En fait, tout le monde veut convertir tout le monde. C’est normal et même sain. Je me souviens encore d’une amie en philosophie. Après une longue journée de conférences, nous nous sommes retrouvées au restaurant. Au moment où j’allais croquer mon burger, elle me lance : « je pensais que tu étais une bonne personne ». S’ensuit une longue conversation pour me convertir au véganisme.
Je n’ai rien contre le véganisme. Mais si Dieu ne voulait pas qu’on mange les cochons, pourquoi il les a faits en bacon ?

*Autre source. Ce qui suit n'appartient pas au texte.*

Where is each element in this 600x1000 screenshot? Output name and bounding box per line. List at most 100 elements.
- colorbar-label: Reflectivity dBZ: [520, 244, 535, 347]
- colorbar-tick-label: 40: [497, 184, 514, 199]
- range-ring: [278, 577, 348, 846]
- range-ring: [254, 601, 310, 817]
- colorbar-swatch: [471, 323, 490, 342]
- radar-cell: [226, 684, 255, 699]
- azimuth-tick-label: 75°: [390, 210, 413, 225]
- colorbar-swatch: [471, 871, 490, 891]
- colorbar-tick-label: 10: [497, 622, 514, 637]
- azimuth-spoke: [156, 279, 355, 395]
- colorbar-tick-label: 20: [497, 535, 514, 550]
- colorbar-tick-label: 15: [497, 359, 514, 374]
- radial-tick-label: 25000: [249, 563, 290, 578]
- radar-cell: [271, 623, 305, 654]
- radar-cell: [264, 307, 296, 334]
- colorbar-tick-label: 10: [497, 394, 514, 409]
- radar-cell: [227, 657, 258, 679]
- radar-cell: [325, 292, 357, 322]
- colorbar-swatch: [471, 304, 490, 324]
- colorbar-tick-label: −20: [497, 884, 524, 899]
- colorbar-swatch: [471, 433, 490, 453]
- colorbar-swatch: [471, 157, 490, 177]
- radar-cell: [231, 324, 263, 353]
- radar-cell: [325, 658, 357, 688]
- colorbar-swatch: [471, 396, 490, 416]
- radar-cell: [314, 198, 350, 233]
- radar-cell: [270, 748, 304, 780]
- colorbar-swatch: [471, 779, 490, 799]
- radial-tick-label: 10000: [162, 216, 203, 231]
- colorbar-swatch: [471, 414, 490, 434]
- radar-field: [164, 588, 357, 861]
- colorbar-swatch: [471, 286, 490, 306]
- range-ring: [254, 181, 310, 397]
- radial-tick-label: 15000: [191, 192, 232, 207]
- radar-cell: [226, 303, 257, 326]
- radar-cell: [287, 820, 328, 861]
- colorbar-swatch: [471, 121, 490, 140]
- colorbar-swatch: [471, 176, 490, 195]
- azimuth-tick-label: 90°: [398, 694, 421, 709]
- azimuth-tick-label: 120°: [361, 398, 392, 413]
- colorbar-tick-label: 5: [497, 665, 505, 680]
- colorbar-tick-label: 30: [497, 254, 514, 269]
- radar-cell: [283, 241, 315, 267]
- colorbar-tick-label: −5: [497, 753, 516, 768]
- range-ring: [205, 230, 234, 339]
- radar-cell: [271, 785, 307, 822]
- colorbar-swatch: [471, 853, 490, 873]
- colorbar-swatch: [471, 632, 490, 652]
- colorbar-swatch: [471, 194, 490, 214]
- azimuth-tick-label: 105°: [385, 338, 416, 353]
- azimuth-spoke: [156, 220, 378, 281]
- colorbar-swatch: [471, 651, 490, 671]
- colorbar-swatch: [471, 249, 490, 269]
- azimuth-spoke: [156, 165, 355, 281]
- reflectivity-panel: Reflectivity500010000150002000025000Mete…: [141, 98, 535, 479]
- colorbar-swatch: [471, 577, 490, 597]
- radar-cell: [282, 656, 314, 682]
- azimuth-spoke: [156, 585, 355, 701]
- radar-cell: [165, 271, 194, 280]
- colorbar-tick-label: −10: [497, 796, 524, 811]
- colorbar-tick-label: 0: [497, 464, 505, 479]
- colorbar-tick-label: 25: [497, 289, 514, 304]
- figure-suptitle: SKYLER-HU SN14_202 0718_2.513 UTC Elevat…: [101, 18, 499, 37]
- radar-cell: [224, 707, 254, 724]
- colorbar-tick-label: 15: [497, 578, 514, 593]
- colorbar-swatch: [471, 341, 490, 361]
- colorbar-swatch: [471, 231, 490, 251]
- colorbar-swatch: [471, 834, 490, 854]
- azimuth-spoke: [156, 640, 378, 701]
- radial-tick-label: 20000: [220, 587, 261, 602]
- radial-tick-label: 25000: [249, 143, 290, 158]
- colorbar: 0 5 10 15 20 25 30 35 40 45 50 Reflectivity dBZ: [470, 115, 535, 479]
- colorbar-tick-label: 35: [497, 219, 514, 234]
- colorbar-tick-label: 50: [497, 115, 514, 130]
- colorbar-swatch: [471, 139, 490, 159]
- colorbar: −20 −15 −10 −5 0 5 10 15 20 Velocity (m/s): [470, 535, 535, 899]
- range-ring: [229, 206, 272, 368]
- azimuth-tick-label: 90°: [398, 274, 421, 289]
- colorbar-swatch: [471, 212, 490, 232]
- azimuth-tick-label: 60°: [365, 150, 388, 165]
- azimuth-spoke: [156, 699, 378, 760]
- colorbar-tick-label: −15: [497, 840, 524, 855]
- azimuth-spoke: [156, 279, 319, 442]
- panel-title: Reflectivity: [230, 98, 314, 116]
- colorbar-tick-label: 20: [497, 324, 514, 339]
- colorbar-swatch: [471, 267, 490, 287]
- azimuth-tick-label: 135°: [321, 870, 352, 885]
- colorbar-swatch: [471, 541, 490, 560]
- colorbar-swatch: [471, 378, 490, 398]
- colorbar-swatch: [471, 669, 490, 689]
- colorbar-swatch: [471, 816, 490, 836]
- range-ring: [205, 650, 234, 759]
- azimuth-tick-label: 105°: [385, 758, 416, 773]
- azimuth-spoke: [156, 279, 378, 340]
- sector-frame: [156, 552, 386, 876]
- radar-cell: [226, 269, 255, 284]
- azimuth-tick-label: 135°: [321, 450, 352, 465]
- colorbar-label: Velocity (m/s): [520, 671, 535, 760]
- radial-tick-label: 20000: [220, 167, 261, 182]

Dans tous les cas, bien que j’avoue avoir été profondément ennuyée d’être dérangée pendant que je me sustentais, j’admire le courage et l’intérêt de mon amie pour ma pauvre personne. Bien sûr qu’elle a raison de vouloir me convertir si elle croit de tout son cœur au véganisme !
J’ai bien tenté de la convertir au christianisme, de mon côté. Il fallait bien que je lui rende la pareille et que je lui montre que je l’aime assez pour lui partager, moi aussi, mes convictions.
Rancard express religieux
Il existe toutes sortes de cafés, aujourd’hui. Des cafés pour faire de la poterie, pour flatter des chats, des cafés dans le noir, etc. Pourquoi pas un café de speed dating religieux?
Tu t’assois et tu places un écriteau devant toi : catholique, musulman, athée, végan, peu importe. Plutôt que de feindre que tout le monde peut se mettre d’accord dans la vie politique et éducative, même en ayant une vision du monde complètement à l’opposé, on devrait se confronter un peu plus les uns les autres. Pas derrière un écran, mais de manière plus traditionnelle : c’est-à-dire dans le blanc des yeux.